BERLIN (Reuters) - British actor Steve Coogan and director Michael Winterbottom reunite for “The Look of Love”, a biopic of pornography publisher and night club impresario Paul Raymond that brings to the screen the sleaze, success and tragedy in his life.
Dubbed the “king of porn”, or, more politely, the “King of Soho” after the London area where his empire was based, Raymond began amassing his fortune in 1958 with the opening of the “Raymond Revuebar” and expanded to theatre and men’s magazines.
The erotica club played host to the likes of The Beatles and Frank Sinatra in its heyday and Raymond was named Britain’s wealthiest man by 1992, the year his daughter and heir apparent Debbie died of a drug overdose aged 36.
“I thought he was an interesting character who was sort of largely ignored because he was associated with porn,” Coogan told reporters at the Berlin film festival where “The Look of Love” was screened outside the main competition.
“His character was ignored in pop culture for that reason, because the British have got a very difficult relationship with sex in a way that the Germans and the French (do not).”
Coogan said Raymond dealt candidly with sexuality while British filmmakers struggled to handle sex in an interesting way.
“It’s either very, very serious, portentous, or it’s titillation, and I thought we could combine that and have titillation and portentousness,” he said.
“The Look of Love” features plenty of nudity - on stage, in bed at photo shoots - and Coogan plays Raymond and his playboy lifestyle with obvious relish.
But the actor also attempts to convey his subject’s sense of loss and bewilderment at the death of a daughter he had cared for materially if not emotionally.
“The Look of Love” is the fourth time Winterbottom and Coogan have collaborated following “24 Hour Party People” about music producer Tony Wilson, “A Cock and Bull Story” based on “Tristram Shandy”, and “The Trip” about restaurant critics.
Winterbottom said the latest picture, which hits British theatres next month, was not about pornography.
“It’s about his life,” the filmmaker said of Raymond, who died in 2008 aged 82.
“His career lasted 50 years and we could have told lots of different stories about his life, but I think our film is organized around the three women closest to him.”

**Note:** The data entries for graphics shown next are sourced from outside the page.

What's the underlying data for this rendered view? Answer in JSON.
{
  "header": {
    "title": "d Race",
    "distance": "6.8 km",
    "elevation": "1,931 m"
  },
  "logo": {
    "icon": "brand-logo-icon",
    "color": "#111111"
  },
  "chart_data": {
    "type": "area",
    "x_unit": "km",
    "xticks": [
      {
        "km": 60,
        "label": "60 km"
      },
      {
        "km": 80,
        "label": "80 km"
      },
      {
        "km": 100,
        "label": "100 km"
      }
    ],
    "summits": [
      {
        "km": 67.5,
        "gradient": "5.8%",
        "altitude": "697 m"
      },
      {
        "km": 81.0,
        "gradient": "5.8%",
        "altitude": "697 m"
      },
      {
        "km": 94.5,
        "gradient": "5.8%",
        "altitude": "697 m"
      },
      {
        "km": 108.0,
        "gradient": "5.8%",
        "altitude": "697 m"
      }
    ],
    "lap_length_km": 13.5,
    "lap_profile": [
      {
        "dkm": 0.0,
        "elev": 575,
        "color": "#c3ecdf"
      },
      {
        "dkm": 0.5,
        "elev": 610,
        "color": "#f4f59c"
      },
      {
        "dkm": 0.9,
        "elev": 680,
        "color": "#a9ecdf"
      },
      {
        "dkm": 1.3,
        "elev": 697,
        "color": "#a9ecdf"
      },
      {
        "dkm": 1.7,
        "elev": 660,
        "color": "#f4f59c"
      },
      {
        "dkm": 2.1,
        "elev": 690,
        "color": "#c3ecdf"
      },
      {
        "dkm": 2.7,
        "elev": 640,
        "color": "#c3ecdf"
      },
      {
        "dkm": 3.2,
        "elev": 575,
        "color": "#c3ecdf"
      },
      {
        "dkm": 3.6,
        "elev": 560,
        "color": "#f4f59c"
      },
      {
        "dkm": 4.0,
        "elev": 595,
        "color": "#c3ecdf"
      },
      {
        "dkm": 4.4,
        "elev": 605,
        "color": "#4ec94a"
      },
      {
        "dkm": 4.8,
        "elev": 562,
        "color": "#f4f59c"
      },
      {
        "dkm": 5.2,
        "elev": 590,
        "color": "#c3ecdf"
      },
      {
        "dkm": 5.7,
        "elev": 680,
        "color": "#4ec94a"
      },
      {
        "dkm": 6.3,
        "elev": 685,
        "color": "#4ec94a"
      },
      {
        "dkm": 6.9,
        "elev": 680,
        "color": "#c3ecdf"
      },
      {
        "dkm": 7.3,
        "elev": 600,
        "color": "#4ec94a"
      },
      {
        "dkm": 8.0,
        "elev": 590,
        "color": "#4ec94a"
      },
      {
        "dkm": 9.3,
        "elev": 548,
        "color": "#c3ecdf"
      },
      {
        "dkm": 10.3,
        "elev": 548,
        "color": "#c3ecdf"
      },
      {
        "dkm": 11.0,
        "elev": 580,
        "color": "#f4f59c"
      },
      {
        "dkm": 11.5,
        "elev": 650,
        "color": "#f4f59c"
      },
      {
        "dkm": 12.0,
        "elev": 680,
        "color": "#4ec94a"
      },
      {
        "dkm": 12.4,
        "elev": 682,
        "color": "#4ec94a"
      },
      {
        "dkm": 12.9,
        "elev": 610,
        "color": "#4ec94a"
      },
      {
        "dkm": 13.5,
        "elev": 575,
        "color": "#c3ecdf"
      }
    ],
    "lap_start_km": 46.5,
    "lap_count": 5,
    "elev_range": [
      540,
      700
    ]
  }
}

These were his wife Jean, played by Anna Friel, his lover Fiona Richmond (Tamsin Egerton) and daughter Debbie (Imogen Poots).
Coogan admitted the movie had taken “plenty of liberties” with the truth, but the on-screen Raymond openly cheats on his wife, works hard, drives expensive cars and has a preference for menages-a-trois-or-more.
Cocaine and champagne fuel business meetings as well as parties, but life in the fast lane takes its toll on friends and family, most notably his daughter.
There is a nod to Raymond’s humble roots - he was actually born Geoffrey Quinn in a modest suburb of Liverpool - and Coogan portrays him as someone with deep-rooted insecurities that turned him into a serial name-dropper.
Ringo Starr helped him design his luxury penthouse, Raymond tells visitors, and he is good friends with all of the Beatles “except Yoko”, a reference to John Lennon’s wife who some say was behind the band’s eventual split.
Winterbottom sought to capture changing fashions - clothes were sourced from second hand shops, vintage fairs and eBay - and reflect how the streets of Soho also altered over the years, all on a shoestring budget.
The annual Berlinale, one of Europe’s most important film festivals, runs until February 17.